Rencontre avec Dominique BOIZEAU

Dominique LoizeauComment en êtes-vous venue à travailler avec la Fondation Veolia ?

« J’étais directrice adjointe de la communication de Veolia Eau quand le président du groupe a décidé de créer une fondation qui prolongerait les missions et valeurs déjà portées par les activités du groupe à savoir l’environnement, la solidarité et l’emploi – avec un focus sur l’accompagnement des personnes les plus en difficulté. J’ai tout de suite postulé et j’ai ainsi rejoint l’équipe à l’origine de la Fondation Veolia. C’était en 2004, tout était à créer : les statuts à déposer, les supports de communication à produire, le cadre légal de notre intervention à définir… et bien sûr rencontrer les premières initiatives que nous souhaitions soutenir.

En quoi consiste aujourd’hui la mission de la Fondation Veolia ?

Nous travaillons toujours sur les trois axes décrits précédemment, l’urgence humanitaire reste un de nos principaux champs d’action avec une implication forte et très organisée des hommes et moyens de Veolia à travers le réseauVEOLIAFORCE. Avec l’arrivée de Thierry VANDEVELDE à la tête de la fondation, notre mission a évolué également sur les projets et le territoire. La fondation s’attache désormais à créer un maximum de liens entre les projets soutenus et les entités du groupe. Nous voulons que le groupe participe à la création de valeur à travers ces projets. Notre mission au sein de la fondation c’est aussi de se poser la question « comment donner plus qu’un chèque ? ». Cela se traduit au quotidien par le travail de sensibilisation que nous menons en interne et de mise en relation des directions RH, des achats,…du groupe avec les associations que nous finançons.

C’est ainsi que vous avez découvert Ares ?

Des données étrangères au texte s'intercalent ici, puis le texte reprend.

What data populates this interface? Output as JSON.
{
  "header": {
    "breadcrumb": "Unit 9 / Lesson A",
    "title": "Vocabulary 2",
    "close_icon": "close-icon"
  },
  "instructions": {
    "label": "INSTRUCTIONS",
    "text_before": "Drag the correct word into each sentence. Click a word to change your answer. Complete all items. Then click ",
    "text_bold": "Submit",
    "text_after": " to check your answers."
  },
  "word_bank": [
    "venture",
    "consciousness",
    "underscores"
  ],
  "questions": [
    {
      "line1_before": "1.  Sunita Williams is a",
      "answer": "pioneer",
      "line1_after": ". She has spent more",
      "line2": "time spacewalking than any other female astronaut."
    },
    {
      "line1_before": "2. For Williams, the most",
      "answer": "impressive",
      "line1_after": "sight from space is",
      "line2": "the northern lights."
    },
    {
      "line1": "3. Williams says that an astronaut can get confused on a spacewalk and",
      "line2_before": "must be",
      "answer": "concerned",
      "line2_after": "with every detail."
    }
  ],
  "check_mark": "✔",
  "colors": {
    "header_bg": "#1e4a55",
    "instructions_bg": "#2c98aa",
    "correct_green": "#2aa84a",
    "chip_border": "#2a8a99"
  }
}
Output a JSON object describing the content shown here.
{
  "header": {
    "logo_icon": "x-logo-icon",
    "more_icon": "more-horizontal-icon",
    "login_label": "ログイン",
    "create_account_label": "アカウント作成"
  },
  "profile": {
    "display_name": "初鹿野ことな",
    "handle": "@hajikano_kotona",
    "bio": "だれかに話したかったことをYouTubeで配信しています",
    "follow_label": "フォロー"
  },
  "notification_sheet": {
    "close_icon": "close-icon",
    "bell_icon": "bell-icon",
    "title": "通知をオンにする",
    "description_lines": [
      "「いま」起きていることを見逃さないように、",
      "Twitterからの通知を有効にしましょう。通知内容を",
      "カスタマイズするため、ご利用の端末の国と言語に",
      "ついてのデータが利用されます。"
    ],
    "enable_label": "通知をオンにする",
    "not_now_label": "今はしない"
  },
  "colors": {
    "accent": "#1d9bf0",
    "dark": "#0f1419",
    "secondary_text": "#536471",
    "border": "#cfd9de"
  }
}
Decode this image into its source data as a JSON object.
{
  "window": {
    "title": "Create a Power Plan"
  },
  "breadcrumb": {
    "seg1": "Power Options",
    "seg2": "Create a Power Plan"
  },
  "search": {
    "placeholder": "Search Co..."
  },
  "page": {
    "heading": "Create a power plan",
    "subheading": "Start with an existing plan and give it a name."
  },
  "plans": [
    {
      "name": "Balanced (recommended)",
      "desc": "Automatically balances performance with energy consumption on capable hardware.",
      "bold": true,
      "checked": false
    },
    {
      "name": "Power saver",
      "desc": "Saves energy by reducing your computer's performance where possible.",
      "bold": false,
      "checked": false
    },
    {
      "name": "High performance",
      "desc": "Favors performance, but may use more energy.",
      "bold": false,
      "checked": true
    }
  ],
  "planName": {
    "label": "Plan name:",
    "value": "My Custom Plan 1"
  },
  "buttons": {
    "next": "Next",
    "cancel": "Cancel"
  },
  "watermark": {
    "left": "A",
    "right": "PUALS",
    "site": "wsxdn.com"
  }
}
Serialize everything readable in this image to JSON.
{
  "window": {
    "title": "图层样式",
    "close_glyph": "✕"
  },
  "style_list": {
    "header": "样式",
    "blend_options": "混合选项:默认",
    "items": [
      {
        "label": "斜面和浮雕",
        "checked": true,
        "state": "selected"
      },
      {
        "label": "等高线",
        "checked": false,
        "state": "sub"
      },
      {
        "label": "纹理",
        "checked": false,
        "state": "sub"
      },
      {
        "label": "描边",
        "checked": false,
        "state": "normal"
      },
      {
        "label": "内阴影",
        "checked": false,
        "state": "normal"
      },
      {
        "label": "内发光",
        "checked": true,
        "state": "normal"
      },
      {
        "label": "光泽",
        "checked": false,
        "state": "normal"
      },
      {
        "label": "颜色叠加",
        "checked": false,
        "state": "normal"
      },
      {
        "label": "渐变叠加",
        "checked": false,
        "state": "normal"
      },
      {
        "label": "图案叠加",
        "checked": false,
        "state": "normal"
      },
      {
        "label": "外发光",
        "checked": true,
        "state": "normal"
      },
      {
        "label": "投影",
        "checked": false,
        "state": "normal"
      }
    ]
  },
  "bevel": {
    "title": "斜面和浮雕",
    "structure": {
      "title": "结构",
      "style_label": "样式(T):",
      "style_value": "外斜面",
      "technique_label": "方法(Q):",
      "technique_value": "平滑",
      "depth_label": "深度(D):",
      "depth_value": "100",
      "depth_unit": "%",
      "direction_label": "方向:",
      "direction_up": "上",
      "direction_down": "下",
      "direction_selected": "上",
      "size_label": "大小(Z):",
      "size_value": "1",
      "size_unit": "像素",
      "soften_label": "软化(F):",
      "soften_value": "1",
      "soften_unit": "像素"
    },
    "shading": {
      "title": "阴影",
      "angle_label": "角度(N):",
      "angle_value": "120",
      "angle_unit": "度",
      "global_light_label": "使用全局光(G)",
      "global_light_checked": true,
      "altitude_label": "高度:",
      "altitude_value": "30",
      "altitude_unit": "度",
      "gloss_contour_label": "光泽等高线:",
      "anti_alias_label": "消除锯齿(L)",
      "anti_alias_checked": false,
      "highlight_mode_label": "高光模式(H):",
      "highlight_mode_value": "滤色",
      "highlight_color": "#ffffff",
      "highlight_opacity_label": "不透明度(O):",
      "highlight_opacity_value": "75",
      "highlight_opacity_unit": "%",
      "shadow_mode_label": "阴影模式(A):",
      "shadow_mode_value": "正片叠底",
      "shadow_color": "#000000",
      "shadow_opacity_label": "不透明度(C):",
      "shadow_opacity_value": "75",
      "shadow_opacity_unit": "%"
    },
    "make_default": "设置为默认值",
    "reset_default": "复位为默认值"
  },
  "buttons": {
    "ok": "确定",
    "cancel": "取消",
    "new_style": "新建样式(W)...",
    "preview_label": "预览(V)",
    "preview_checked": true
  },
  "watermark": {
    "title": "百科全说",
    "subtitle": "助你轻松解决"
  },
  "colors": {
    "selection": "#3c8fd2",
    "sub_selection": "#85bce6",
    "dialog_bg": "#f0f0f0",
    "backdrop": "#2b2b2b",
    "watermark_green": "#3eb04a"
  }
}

En fait, cela s’est fait en deux temps. La Fondation soutient depuis toujours les actions pour lesquelles s’engagent ses collaborateurs. Ces parrains ont été les premiers à nous orienter vers les associations avec lesquelles ils nouaient des liens particuliers. C’est ainsi que le directeur de TRIADE à Gonesse (Val d’Oise) facilitait dans le cadre de la gestion des déchets DEEE le rapprochement de la Fondation avec Ateliers Sans Frontières et son directeur de l’époque ThibautGUILLUY… qui allait prendre en 2006 la direction du Groupe Ares. Depuis la Fondation soutient activement cet acteur majeur de l’Insertion par l’Activité Economique : Investissements pour développer les activités logistiques de Paris et du Val de Marne, soutiens aux équipements de La Petite Reine et de l’activité franchisée Sinéo.

Et depuis ?

Avec l’évolution de l’approche de la fondation, le partenariat avec Ares a pris une nouvelle dimension. Ainsi depuis 2012, la Fondation soutient financièrement le programme de renforcement des passerelles emploi d’Ares avec le monde de l’entreprise, mais organise également les visites de ses sites pour les salariés en parcours d’insertion et facilite les rencontres de la responsable Ares Emploi et Formation, Armelle, avec les DRH du groupe ou les responsables opérationnels qui recrutent. L’occasion également avec Manuelle Lemaire, marraine du programme et directrice du campus Ile de France, de tisser des liens entre l’association et notre centre de formation d’apprentis. Une manière également pour Veolia d’élargir les sources de son recrutement avec des personnes qui ont validé un certain nombre de savoir-être en entreprise et qui ont réellement exprimé leur motivation pour nos métiers.

De la même manière la fondation soutient Log’ins une Entreprise Adaptée créée en 2011 par Ares – en partenariat avec Norbert Dentressangle – qui accompagne les travailleurs handicapés vers l’emploi en entreprise classique. Les parcours s’articulent autour de l’activité logistique, j’essaie donc de mobiliser nos acheteurs autour du projet afin qu’ils confient une partie de leurs prestations à cet acteur pleine croissance. Développer ces partenariats ne se fait pas en un jour et l’intérêt que peut trouver l’entreprise dans ce genre de démarche n’est pas une évidence pour tous, mais c’est bien à notre sens une des missions que la fondation poursuit sur le long terme : réconcilier business et intérêt général.

Quelles sont les perspectives pour la fondation pour les années à venir ? D’autres évolutions ?

Pas de révolution, mais des envies fortes. Notamment développer sur le territoire français le mécénat de compétencesde nos collaborateurs qui fonctionne si bien sur les missions à l’étranger. Nous souhaitons également que l’action de la fondation soit toujours plus proche des territoires d’implantation du groupe. Enfin la fondation continuera de jouer son rôle de facilitateur d’innovations environnementales ou sociales. Nos routes avec Ares n’ont donc pas fini de se croiser… »

Dominique BOIZEAU, Directrice de la Communication de la Fondation VEOLIA ENVIRONNEMENT.